風見鶏のある風車

風見鶏という言い方が正しいのかよく分かりませんが、要するに回転翼の反対側に尾翼が付いていて、風の吹いてくる方向に向きが変わるタイプの風車のことです。

初めて木の風車を作ろうと思った時、どういう形にしたら良いのか考えがまとまらず、相当、悩みました。

普通、風車と言われてイメージするのは大型の風力発電機や、オランダ風車ではないかと思います。

自分も、最初に連想したのはそれでした。

でも、

発電風車は何か無機的で引かれるものがない…
オランダ風車は風情はあるけどカタマリ感があってスタイリッシュじゃない…

…と、どちらもモチーフにするには気乗りするものではありませんでした。

その後、何かいいヒントはないかと、ネットをひと月も探し回ったでしょうか…

ある時、古くて朽ち果てたようなインデアン風車の画像を見つけた時、

「これだ!」

と感じました。(10年以上前のことで、何処のサイトかも忘れてしまいましたが…)

インデアン風車の基本的な形は、

・大きな回転トルク得るために多翼型であること(半面、回転数は遅い)
・風見鶏となる、尾翼が付いていること
・鉄塔のようなタワーの上に設置されること

と言えるかと思います。これらの特徴は、観賞用の作品にする場合にも有利で、

・多翼型(高トルク)であるという事は微風にも反応しやすい
(回転翼の枚数が多い方が、見た目にも美しいと思う。)
・単純な支柱より、タワーの方がカッコいい

そんな風に考えました。

そして作ったのが、これ↓

記念すべき1作目。典型的なインデアン風車。
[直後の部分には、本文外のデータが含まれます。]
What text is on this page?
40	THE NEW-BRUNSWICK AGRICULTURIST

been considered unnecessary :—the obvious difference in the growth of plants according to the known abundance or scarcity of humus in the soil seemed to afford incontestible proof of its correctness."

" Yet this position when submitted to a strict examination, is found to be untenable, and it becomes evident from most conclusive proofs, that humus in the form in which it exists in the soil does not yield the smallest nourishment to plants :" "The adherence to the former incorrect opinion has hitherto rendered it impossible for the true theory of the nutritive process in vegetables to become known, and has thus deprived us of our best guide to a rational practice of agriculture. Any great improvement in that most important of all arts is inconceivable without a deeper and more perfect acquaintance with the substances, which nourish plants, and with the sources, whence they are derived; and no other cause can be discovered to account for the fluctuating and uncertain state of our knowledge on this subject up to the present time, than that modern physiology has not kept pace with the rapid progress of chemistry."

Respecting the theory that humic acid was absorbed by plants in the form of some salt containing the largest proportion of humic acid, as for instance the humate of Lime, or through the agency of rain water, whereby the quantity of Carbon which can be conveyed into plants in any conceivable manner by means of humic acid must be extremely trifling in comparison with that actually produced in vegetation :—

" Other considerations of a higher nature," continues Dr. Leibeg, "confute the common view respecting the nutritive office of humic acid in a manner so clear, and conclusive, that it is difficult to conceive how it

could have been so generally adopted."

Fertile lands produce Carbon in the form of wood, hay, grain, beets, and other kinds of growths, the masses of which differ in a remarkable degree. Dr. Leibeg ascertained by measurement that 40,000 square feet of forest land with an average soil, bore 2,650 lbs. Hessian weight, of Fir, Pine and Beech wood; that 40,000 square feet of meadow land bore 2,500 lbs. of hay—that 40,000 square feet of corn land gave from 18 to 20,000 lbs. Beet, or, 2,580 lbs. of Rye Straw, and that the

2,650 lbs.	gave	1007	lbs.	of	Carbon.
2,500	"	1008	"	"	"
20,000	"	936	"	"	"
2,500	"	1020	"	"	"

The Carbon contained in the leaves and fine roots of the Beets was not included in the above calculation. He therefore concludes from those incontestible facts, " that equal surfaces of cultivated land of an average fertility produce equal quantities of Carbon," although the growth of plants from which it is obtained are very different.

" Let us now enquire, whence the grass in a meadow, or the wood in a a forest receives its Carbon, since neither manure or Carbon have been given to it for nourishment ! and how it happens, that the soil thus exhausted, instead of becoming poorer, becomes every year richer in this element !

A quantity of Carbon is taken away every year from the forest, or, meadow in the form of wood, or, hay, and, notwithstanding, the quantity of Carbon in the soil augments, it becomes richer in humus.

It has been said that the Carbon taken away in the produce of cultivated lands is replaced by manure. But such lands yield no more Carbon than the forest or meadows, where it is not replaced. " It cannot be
今でも工房の看板です。

その後、幾つかのタイプを作ってきましたが、販売の第一号は、これ。

回転翼に寄木の手法を使ってアクセントを入れています。

回転翼の白い部分はヒノキ、ストライプがブラックウォールナットです。
この風車、デザイン的にどうかなと思うところはあるのですが意外と人気があって、時々、再販の依頼やら注文が入ります。

その次に作ったのが、これ

回転翼と尾翼にブラックウォールナットを使ってアクセントにしています。

さらに、これ。

もともと、インデアン風車がデフォルメされて、少しずつ形が変わってきています。

この作品は、iichiで初めて特集に載せてもらった、記念すべきものとなりました。

同型を5点ほど作ったのですが、すべて手元を離れています。

他にも、幾つか作品はあるのですが、最新作はこれ。

木の風車・ハードメイプル

木の風車・ブラックウォールナット(同型)

ハードメイプルという木は北米産の楓の仲間です。
ブラックウォールナットも北米産でクルミの仲間。

日本の代表的な楓の仲間である板谷楓(イタヤカエデ)と比べると、木目は大人しいですね。

楓は栃と並んで白っぽい木の代表選手だと思います。
あっさりとはしていますが、その分、品が良く感じます。

このタイプの風車のデザインには、ずっと悩まされてきましたが、試作を重ねる中で、ようやく、そこそこ満足できると思える形が見えてきました。
台座も、これまでの丸く切った板から円環の形に変えました。両端を45度に切った4枚の板を張り合わせて、中空の四角を作り、これを旋盤で丸く削って円環にします。強度を増すために実(さね、かんざしとも言います)として色違いの木を入れてあります。こうしないと、接着面が剝がれてしまうことがありますので。

風車のデザイン上の肝は、平面を作らないことだと思っています。
大きな面があると、どうしても暑苦しく感じてしまいます。
涼しさを演出するためには空気感が大切だと思います。そのために、線で組み立てられた構造が良いと感じています。

支柱が3本だと角度によって不安定に見えるので、次回作で4本に変更します。

台座の脚には真鍮を使っています。木材でも良いような気もしますが、転倒防止のために重量を稼ぎたいのと、見た目の高級感を演出したいがための選択です。


ちなみに真鍮は有害物質である鉛を含まない材料(C6932B)を使っています。
一般的な快削黄銅(C3604)に対して、入手性が悪く高価なのですが、こういう作品には必要な配慮だと思っています。